Egypt's coral reefs threatened

July 10, 1991
Issue 

By Dan Connell

SHARM EL SHEIKH, Egypt — The stark, rugged mountains of the Sinai desert and the kaleidoscopic undersea world just offshore appear to form one of the most serene spots on earth.

Yet a hidden conflict pits the hordes of tourists now flocking to the Red Sea against the very marine life that draws them here. It is a conflict waged on many other fronts from the Indian Ocean to the Western Pacific. The marine life is losing and there are no winners.

At stake is the existence of the centuries-old coral reef that feeds a diminishing array of rare tropical fish. If both the coral and fish disappear, not only will the world lose a precious, non-renewable natural wonder, but the tourist industry will perish.

Local dive guides warn that damage to Egypt's stunning reefs from unchecked tourist growth and unregulated diving may soon become irreversible. Local business leaders worry that uncontrolled expansion may soon threaten their livelihoods. Damage to the reefs ranges from coral breakage by careless divers and boat anchors to increasing pollution from dive boats and rubbish and sewage from the growing numbers of hotels and dive shops.

Last year, the hotel and dive shop managers established the Sharm el

Sheikh Water Sports and Tourism Association in an effort to combat the growing threat to the marine environment.
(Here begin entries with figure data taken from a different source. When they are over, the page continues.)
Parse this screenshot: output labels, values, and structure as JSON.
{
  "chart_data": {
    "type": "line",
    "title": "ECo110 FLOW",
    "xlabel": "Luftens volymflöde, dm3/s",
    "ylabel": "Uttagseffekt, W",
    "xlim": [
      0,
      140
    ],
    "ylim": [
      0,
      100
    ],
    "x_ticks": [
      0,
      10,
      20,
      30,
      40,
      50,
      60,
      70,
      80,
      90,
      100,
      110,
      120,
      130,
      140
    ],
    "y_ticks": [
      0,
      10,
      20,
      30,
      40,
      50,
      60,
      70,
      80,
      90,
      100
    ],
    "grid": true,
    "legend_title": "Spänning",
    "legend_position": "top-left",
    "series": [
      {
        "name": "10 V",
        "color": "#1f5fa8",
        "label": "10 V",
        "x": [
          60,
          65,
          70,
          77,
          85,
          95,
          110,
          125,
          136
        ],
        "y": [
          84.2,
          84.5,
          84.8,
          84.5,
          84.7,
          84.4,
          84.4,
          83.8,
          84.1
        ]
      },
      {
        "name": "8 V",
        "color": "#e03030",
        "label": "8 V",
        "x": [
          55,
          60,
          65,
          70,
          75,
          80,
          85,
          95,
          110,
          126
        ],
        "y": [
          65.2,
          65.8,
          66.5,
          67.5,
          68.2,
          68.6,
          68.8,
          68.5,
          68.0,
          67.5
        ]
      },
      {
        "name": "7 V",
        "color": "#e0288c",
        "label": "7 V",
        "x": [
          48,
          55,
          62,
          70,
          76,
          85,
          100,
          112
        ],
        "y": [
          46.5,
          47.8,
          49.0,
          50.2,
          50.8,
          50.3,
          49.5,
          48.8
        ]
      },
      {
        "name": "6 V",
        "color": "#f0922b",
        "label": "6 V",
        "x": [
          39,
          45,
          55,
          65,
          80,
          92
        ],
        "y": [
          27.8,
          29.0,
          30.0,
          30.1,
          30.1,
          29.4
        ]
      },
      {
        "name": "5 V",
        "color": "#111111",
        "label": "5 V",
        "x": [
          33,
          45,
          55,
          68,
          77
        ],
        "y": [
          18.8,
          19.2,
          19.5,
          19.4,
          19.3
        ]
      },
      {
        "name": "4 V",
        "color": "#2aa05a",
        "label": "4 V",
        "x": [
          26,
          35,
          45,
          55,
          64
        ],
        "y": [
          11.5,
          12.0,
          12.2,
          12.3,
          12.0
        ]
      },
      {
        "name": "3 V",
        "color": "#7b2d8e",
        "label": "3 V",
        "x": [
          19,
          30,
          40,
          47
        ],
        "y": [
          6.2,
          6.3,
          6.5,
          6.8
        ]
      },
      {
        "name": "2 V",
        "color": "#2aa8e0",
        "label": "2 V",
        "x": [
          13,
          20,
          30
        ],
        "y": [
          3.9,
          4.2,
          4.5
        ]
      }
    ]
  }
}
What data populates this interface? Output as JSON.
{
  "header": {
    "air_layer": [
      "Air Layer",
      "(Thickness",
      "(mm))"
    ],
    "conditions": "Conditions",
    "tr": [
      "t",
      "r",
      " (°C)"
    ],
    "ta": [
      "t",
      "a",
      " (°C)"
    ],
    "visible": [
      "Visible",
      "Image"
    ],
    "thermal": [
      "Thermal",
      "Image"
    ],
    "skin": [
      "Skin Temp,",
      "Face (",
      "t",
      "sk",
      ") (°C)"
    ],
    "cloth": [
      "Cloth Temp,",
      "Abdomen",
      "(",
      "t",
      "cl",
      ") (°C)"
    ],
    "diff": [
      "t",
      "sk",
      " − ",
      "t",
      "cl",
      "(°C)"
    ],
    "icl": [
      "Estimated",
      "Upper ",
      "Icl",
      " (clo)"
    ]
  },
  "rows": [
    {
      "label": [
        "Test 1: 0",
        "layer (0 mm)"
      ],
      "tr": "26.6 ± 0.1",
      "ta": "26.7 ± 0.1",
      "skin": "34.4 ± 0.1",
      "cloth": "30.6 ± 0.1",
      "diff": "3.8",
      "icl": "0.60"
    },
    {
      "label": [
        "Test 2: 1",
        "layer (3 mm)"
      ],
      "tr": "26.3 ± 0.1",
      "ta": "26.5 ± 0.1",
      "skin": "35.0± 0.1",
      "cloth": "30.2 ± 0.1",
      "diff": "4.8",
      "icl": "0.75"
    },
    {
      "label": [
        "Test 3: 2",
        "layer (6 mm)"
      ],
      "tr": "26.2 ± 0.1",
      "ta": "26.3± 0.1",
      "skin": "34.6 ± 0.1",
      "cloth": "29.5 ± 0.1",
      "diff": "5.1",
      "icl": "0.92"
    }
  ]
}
Hisham Gabr, who heads the association, is calling for comprehensive studies to determine what level of growth the fragile environment can stand and how to regulate growth to minimise environmental destruction. He argues the reefs are an international resource and that a portion of Egypt's foreign aid should be earmarked for environmental projects. So far, only Citybank and the German embassy have donated funds toward reef preservation.
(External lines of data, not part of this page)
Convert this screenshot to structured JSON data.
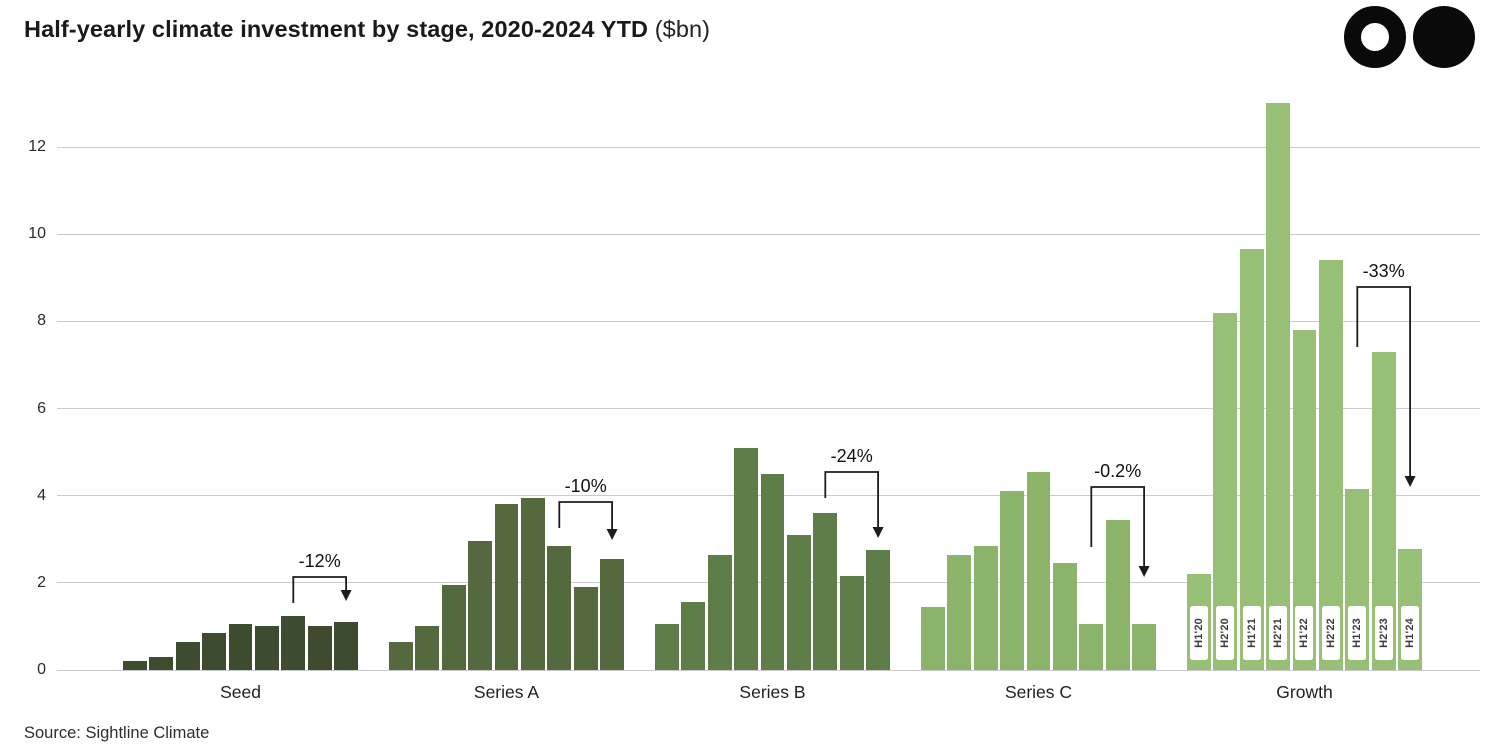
{
  "header": {
    "title_bold": "Half-yearly climate investment by stage, 2020-2024 YTD",
    "title_unit": "($bn)",
    "logo": "sightline-climate-logo"
  },
  "source": "Source: Sightline Climate",
  "chart_data": {
    "type": "bar",
    "title": "Half-yearly climate investment by stage, 2020-2024 YTD ($bn)",
    "xlabel": "",
    "ylabel": "",
    "ylim": [
      0,
      13.2
    ],
    "yticks": [
      0,
      2,
      4,
      6,
      8,
      10,
      12
    ],
    "grid": true,
    "legend": "none",
    "periods": [
      "H1'20",
      "H2'20",
      "H1'21",
      "H2'21",
      "H1'22",
      "H2'22",
      "H1'23",
      "H2'23",
      "H1'24"
    ],
    "groups": [
      {
        "name": "Seed",
        "color": "#3d4c2e",
        "values": [
          0.2,
          0.3,
          0.65,
          0.85,
          1.05,
          1.0,
          1.25,
          1.0,
          1.1
        ],
        "annotation": {
          "label": "-12%",
          "from_period": "H1'23",
          "to_period": "H1'24"
        },
        "period_labels_shown": false
      },
      {
        "name": "Series A",
        "color": "#546a3e",
        "values": [
          0.65,
          1.0,
          1.95,
          2.95,
          3.8,
          3.95,
          2.85,
          1.9,
          2.55
        ],
        "annotation": {
          "label": "-10%",
          "from_period": "H1'23",
          "to_period": "H1'24"
        },
        "period_labels_shown": false
      },
      {
        "name": "Series B",
        "color": "#5f7d48",
        "values": [
          1.05,
          1.55,
          2.65,
          5.1,
          4.5,
          3.1,
          3.6,
          2.15,
          2.75
        ],
        "annotation": {
          "label": "-24%",
          "from_period": "H1'23",
          "to_period": "H1'24"
        },
        "period_labels_shown": false
      },
      {
        "name": "Series C",
        "color": "#8bb46a",
        "values": [
          1.45,
          2.65,
          2.85,
          4.1,
          4.55,
          2.45,
          1.05,
          3.45,
          1.05
        ],
        "annotation": {
          "label": "-0.2%",
          "from_period": "H1'23",
          "to_period": "H1'24"
        },
        "period_labels_shown": false
      },
      {
        "name": "Growth",
        "color": "#97bf75",
        "values": [
          2.2,
          8.2,
          9.65,
          13.0,
          7.8,
          9.4,
          4.15,
          7.3,
          2.78
        ],
        "annotation": {
          "label": "-33%",
          "from_period": "H1'23",
          "to_period": "H1'24"
        },
        "period_labels_shown": true
      }
    ]
  }
}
When it formed 40 million years ago, the Red Sea was fed by the Mediterranean at its northern end, but continental movement closed this gateway and opened a shallow link to the Indian Ocean, 2000 kilometres to the south. The result is a nearly self-contained environment with a singular mix of Indo-Pacific soft and hard corals and Mediterranean marine life. Ten per cent of marine life is unique to the Red Sea.

Majestic man-rays two and three metres across glide by at a depth of 15 metres while a dozen or more bullet-shaped barracudas swim past in tight formation. Brilliant green hump-backed wrasses, known locally as "Napoleonfish", grow to as big as 200 kilograms.
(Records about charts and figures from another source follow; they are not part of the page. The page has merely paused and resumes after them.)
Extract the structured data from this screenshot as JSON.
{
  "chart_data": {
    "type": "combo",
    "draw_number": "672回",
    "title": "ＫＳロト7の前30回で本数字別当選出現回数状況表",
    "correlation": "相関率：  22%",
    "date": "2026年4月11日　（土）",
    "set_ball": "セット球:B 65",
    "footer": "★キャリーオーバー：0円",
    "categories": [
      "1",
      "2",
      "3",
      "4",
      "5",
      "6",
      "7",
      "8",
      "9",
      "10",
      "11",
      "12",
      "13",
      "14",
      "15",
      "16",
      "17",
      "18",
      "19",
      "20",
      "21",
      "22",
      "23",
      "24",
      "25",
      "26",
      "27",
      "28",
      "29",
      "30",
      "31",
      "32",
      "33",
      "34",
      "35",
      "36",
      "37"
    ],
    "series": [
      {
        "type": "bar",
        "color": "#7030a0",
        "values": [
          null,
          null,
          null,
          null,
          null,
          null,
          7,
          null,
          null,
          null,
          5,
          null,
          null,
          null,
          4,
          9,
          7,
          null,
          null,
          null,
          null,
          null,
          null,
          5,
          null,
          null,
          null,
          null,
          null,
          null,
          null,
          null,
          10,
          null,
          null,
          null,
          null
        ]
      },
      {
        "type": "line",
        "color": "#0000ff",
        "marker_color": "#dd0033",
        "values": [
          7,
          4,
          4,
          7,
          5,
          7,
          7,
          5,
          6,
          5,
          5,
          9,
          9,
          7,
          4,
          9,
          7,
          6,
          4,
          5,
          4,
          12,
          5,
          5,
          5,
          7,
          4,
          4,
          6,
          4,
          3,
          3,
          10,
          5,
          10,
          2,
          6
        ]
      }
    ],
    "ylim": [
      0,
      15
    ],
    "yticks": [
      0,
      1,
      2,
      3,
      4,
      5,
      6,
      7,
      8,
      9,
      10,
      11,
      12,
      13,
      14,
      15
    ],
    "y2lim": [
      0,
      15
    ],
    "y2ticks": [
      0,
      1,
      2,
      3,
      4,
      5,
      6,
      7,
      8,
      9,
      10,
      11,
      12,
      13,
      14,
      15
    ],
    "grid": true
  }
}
As playful as puppies, they often follow divers for a handout, though feeding the fish was recently banned, both to protect them from becoming tame and to stop inattentive tourists losing fingers.

The main fringing reefs at Ras Mohammed were recently designated a marine reserve, and a set of rules for divers and operators has been drafted, but guides and dive shop managers warn that this is not enough, because rules are not enforced.

Dive master Hisham Hassan worries that a piecemeal approach without solid government funding cannot succeed. "The government needs to recognise income comes from tourists and why the reefs need to be protected just like the pyramids and the sphinx", he said. "If this protection program is not started soon, the reefs won't last."